Постояв несколько секунд молча, проведя взглядами пажа к выходу, девки, было, поникли, замялись…
- Чаго ўсталі, як укопаныя?! – одна из нас выскочила из оравы. – Ну, паненка, распранайся... Альбо дапамагчы? – поджарые ноги мигом оказались рядом с клетчатым подолом.
- Отойди, тварь вонючая! – старшая панская дочка подняла, готовясь отпихнуть девку, ладошки, и брезгливо сморщила нос
- Я стварэнне смярдзючае?! – девка схватила безымянный палец панны, на котором блестело колечко с камешком.
Лаковый каблучок панны размахнулся и врезался в колено девки. Та подогнулась, но тут же выпрямилась, спрятав кольцо за щеку, вцепилась пятерней в воронью косу…
- Панна Лидия… - синеглазая гувернантка бросилась к воспитаннице.
Кучерявая хотела что-то крикнуть, но закрыла ладонями рот и еще сильнее облокотилась о перила.
- Здымай з іх усё! – гурьба рассыпалась по лестнице и залу.
Треснули застежки платьев и шнурки корсетов, об пол звеня, ударялись жемчужные бусинки, гремело разбивающейся стекло.
- Здымай хутчэй!
- Не надо!
- Убери лапы, падла!
- Пусти!
Вскоре, растрепанные черные пряди скользили по полу – две девки держа за шею и расшнурованный корсет, тащили старшую дочь к выходу. Кучерявая гувернантка, сложив крестом руки на голой груди, шла следом, острие ножа впилось в кожу под лопаткой.
- Девчонки, у них в комоде серебряные ложки, - волчий взгляд испугано стрелял по нам злобой.
- Дзеўкі, айды на кухню... Пасёрбаем чагось. Кішкі марш граюць.
- Дзесь яна тут у іх?
- Давай, панская падлізка, паказвай!
Заколотый на затылке пучок распустился, светло-каштановая волна накрыла разорванные плечи коричневого платья с белой вставкой.
- Вон там, - длинные изящные пальцы указали на боковую дверь с болтающейся клыками разбитого стекла. Пестрая хевра гусеницей подалась за ней.

XXVII.
Запах свежей сдобы, мясных щей, копченой колбасы наотмашь ударил по носу. Слюна заполнила рот. В животе все перевернулось, заурчало. Мы кинулись к огромным и маленьким кастрюлям и кастрюлькам, широким расписным блюдам и скворчащей на плите сковороде. Рисовая с грибами каша и красные жирные щи чередовались со свиным окорокам и горячими пухлыми булочками.
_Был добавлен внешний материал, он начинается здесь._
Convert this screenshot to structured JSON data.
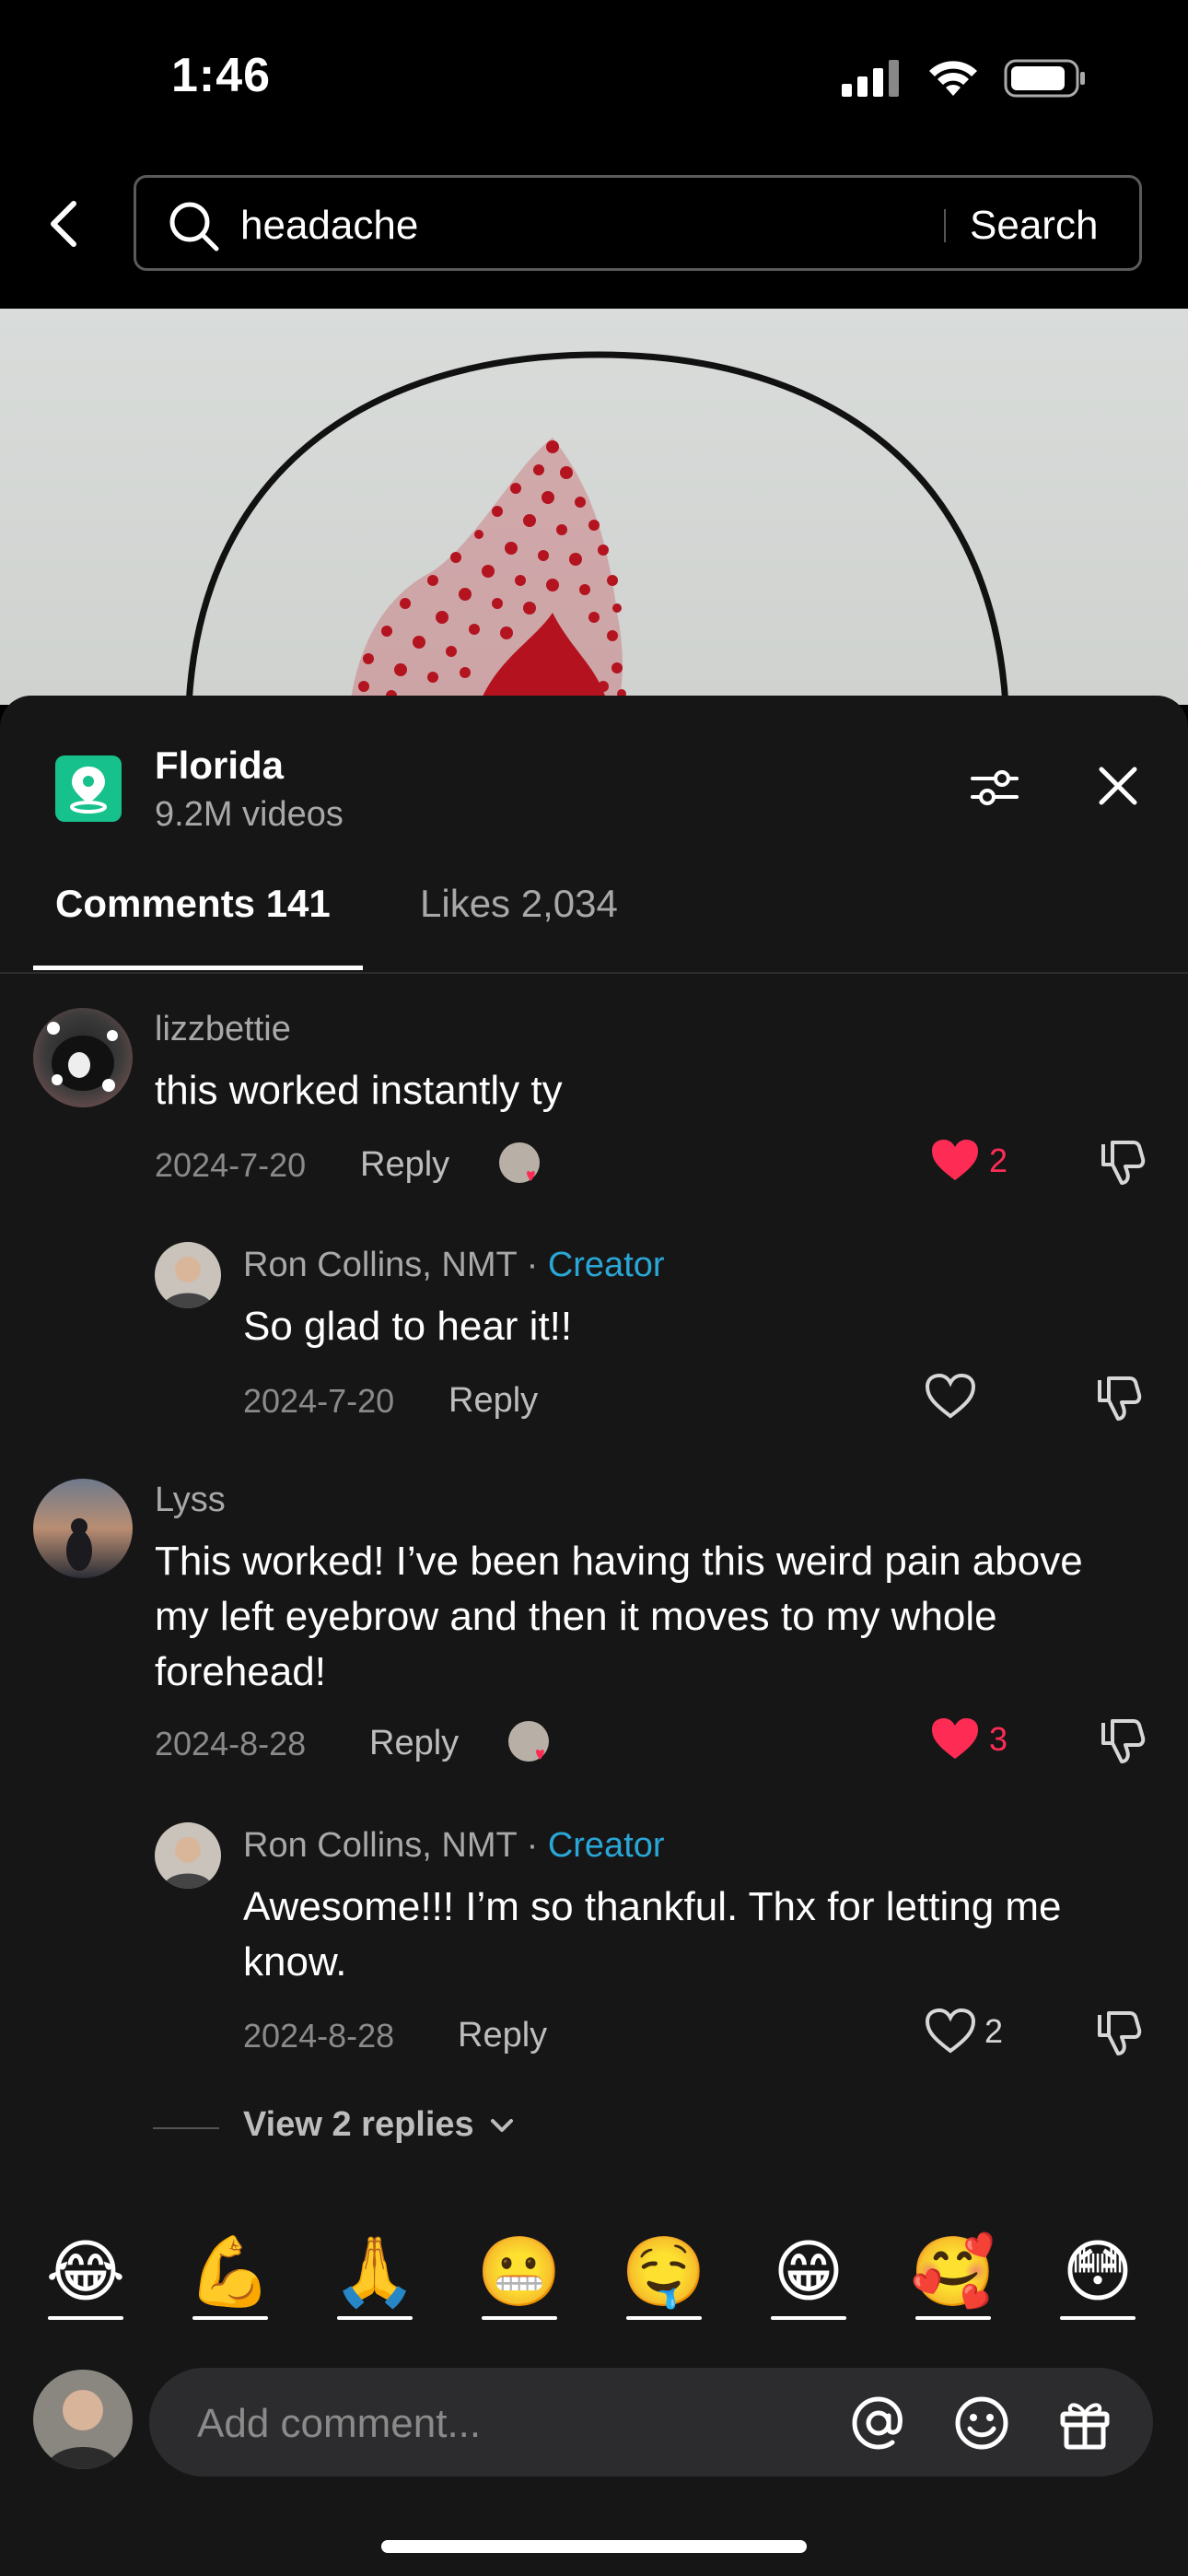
{
  "status_bar": {
    "time": "1:46"
  },
  "search": {
    "query": "headache",
    "button_label": "Search"
  },
  "location": {
    "name": "Florida",
    "video_count": "9.2M videos"
  },
  "tabs": [
    {
      "label": "Comments 141"
    },
    {
      "label": "Likes 2,034"
    }
  ],
  "comments": [
    {
      "user": "lizzbettie",
      "text": "this worked instantly ty",
      "date": "2024-7-20",
      "reply_label": "Reply",
      "likes": "2",
      "liked": true
    },
    {
      "user": "Ron Collins, NMT",
      "badge": "Creator",
      "text": "So glad to hear it!!",
      "date": "2024-7-20",
      "reply_label": "Reply",
      "likes": "",
      "liked": false
    },
    {
      "user": "Lyss",
      "text": "This worked! I’ve been having this weird pain above my left eyebrow and then it moves to my whole forehead!",
      "date": "2024-8-28",
      "reply_label": "Reply",
      "likes": "3",
      "liked": true
    },
    {
      "user": "Ron Collins, NMT",
      "badge": "Creator",
      "text": "Awesome!!! I’m so thankful. Thx for letting me know.",
      "date": "2024-8-28",
      "reply_label": "Reply",
      "likes": "2",
      "liked": false
    }
  ],
  "view_replies": "View 2 replies",
  "emoji_bar": [
    "😂",
    "💪",
    "🙏",
    "😬",
    "🤤",
    "😁",
    "🥰",
    "😳"
  ],
  "composer": {
    "placeholder": "Add comment..."
  },
  "colors": {
    "like_red": "#fe2c55",
    "creator_blue": "#2aa7d6",
    "location_green": "#17c18c",
    "sheet_bg": "#161617"
  }
}
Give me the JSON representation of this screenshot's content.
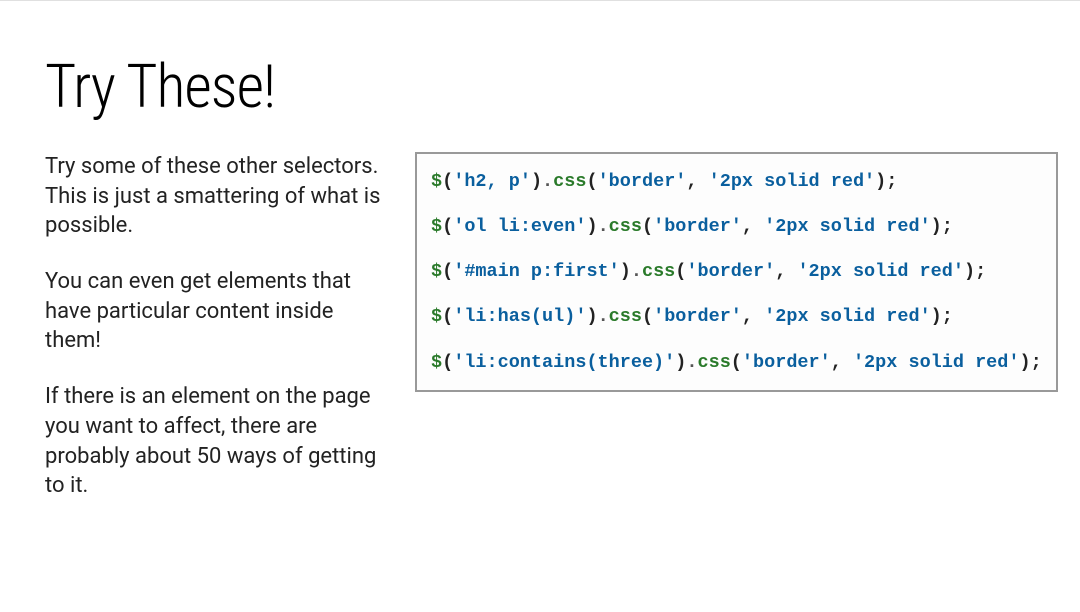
{
  "title": "Try These!",
  "paragraphs": [
    "Try some of these other selectors. This is just a smattering of what is possible.",
    "You can even get elements that have particular content inside them!",
    "If there is an element on the page you want to affect, there are probably about 50 ways of getting to it."
  ],
  "code_lines": [
    "$('h2, p').css('border', '2px solid red');",
    "$('ol li:even').css('border', '2px solid red');",
    "$('#main p:first').css('border', '2px solid red');",
    "$('li:has(ul)').css('border', '2px solid red');",
    "$('li:contains(three)').css('border', '2px solid red');"
  ]
}
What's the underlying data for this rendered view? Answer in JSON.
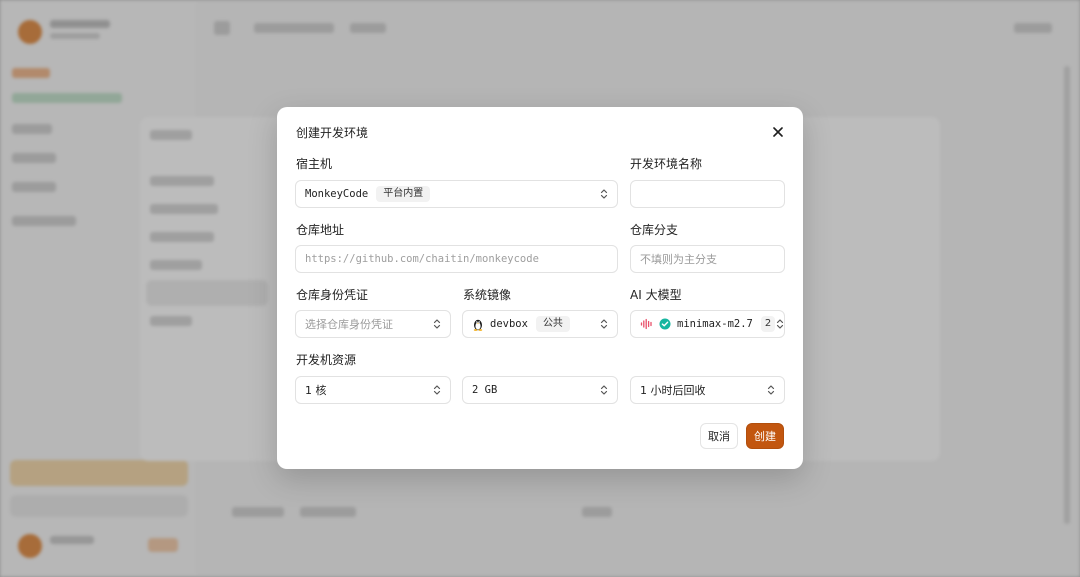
{
  "dialog": {
    "title": "创建开发环境",
    "close_icon": "close-icon"
  },
  "form": {
    "host": {
      "label": "宿主机",
      "value": "MonkeyCode",
      "tag": "平台内置"
    },
    "env_name": {
      "label": "开发环境名称",
      "value": "",
      "placeholder": ""
    },
    "repo_url": {
      "label": "仓库地址",
      "placeholder": "https://github.com/chaitin/monkeycode"
    },
    "repo_branch": {
      "label": "仓库分支",
      "placeholder": "不填则为主分支"
    },
    "repo_credential": {
      "label": "仓库身份凭证",
      "placeholder": "选择仓库身份凭证"
    },
    "system_image": {
      "label": "系统镜像",
      "value": "devbox",
      "tag": "公共",
      "icon": "linux-penguin-icon"
    },
    "ai_model": {
      "label": "AI 大模型",
      "value": "minimax-m2.7",
      "tag_partial": "2",
      "icon": "minimax-logo-icon",
      "verified_icon": "verified-check-icon"
    },
    "resources": {
      "label": "开发机资源",
      "cpu": "1 核",
      "memory": "2 GB",
      "recycle": "1 小时后回收"
    }
  },
  "buttons": {
    "cancel": "取消",
    "create": "创建"
  },
  "colors": {
    "primary": "#c2560f",
    "verified": "#17b6a0"
  }
}
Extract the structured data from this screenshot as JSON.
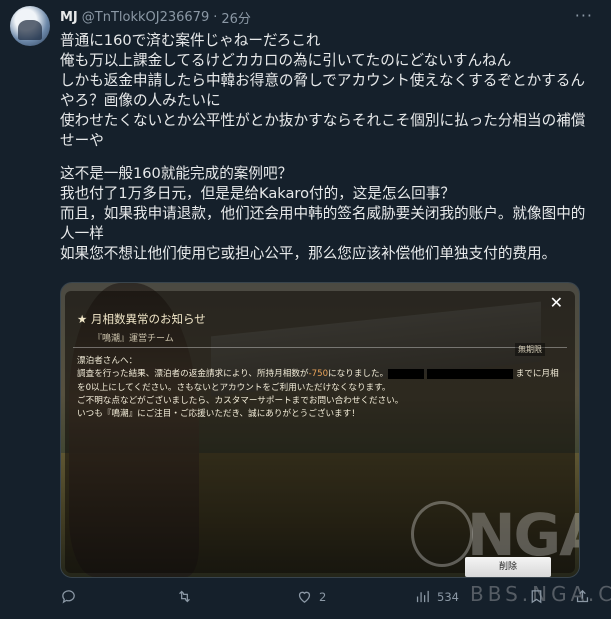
{
  "author": {
    "name": "MJ",
    "handle": "@TnTlokkOJ236679",
    "separator": "·",
    "time": "26分"
  },
  "tweet": {
    "paragraph_jp": "普通に160で済む案件じゃねーだろこれ\n俺も万以上課金してるけどカカロの為に引いてたのにどないすんねん\nしかも返金申請したら中韓お得意の脅しでアカウント使えなくするぞとかするんやろ？画像の人みたいに\n使わせたくないとか公平性がとか抜かすならそれこそ個別に払った分相当の補償せーや",
    "paragraph_cn": "这不是一般160就能完成的案例吧？\n我也付了1万多日元，但是是给Kakaro付的，这是怎么回事？\n而且，如果我申请退款，他们还会用中韩的签名威胁要关闭我的账户。就像图中的人一样\n如果您不想让他们使用它或担心公平，那么您应该补偿他们单独支付的费用。"
  },
  "media": {
    "dialog_title": "★ 月相数異常のお知らせ",
    "team": "『鳴潮』運営チーム",
    "badge": "無期限",
    "body_greeting": "漂泊者さんへ：",
    "body_line1_a": "調査を行った結果、漂泊者の返金請求により、所持月相数が",
    "body_line1_hl": "-750",
    "body_line1_b": "になりました。",
    "body_line1_c": "までに月相",
    "body_line2": "を0以上にしてください。さもないとアカウントをご利用いただけなくなります。",
    "body_line3": "ご不明な点などがございましたら、カスタマーサポートまでお問い合わせください。",
    "body_line4": "いつも『鳴潮』にご注目・ご応援いただき、誠にありがとうございます！",
    "delete_label": "削除",
    "close_icon": "✕",
    "watermark_text": "NGA",
    "watermark_url": "BBS.NGA.CN"
  },
  "actions": {
    "reply_count": "",
    "retweet_count": "",
    "like_count": "2",
    "views_count": "534"
  },
  "colors": {
    "background": "#15202b",
    "text": "#e7e9ea",
    "muted": "#8b98a5",
    "highlight": "#e8a25a"
  }
}
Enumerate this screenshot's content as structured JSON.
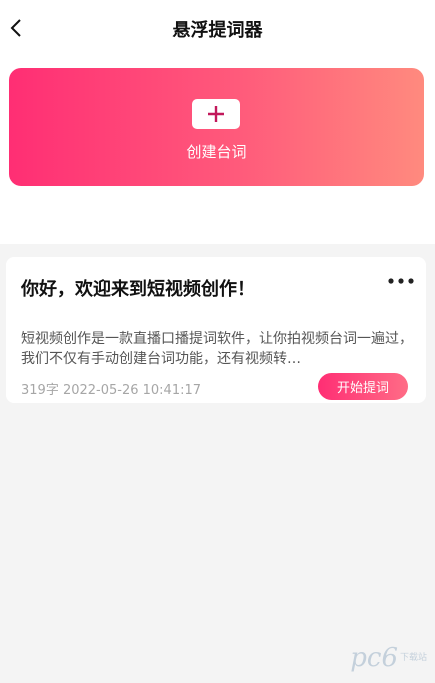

- Дашка, паспрабуй гэта...
- Дай мне...
- Гэтага яшчэ не каштавала...
- Пакінь крыху, ты не адна...
- І табе хопіць...
- З сабой вазьму...
Длинный дядька в сплющенном колпаке наблюдал за всем, прижавшись к кафельной стенке. Поварята хватали с нами с продфеня печенье, плюхая со жменею в клубничное варенье, пихали за щеку, или набивали им карманы.
- І многа ў панначак такіх сукеначак? – спросила сухопарая девчонка, слизывая с запястья стекающий жир от поросячьего лыча, оглядев сверху вниз подрагивающую гувернантку. – З панскіх плячэй, відаць, звалілася, - продолжала подтрунивать девчонка
- Вядзі ў гардэроб, - скомандовала другая, пережевывая кусок кулебяки.
- Якая выдатная спаднічка
- Мяне крышку поўніць
- Дай, Верка, гэта кофта да маіх вачэй
- Тады, аддай хустку
Девчонки толкали одна другую от зеркала, пожимали плечами, корчили сами себе рожицы. Накладывали румяна, подводили брови. Дверцы шкафов, крышки сундуков хлопались о стены, падали, срываясь с петель, на пол…

XXVIII.
На крыльце я глубоко вдохнула уже остывший ветер. Небо растягивало последние разливы зашедшего солнца. Девчонки выбегали из параной двери в бусах, пестрых и однотонных, но каких новых, чистых, пахнущих духами панских платьях. Кто-то нес связанные из платков позвякивающие узлы, кто-то придерживал неестественно выпирающие животы и приполье…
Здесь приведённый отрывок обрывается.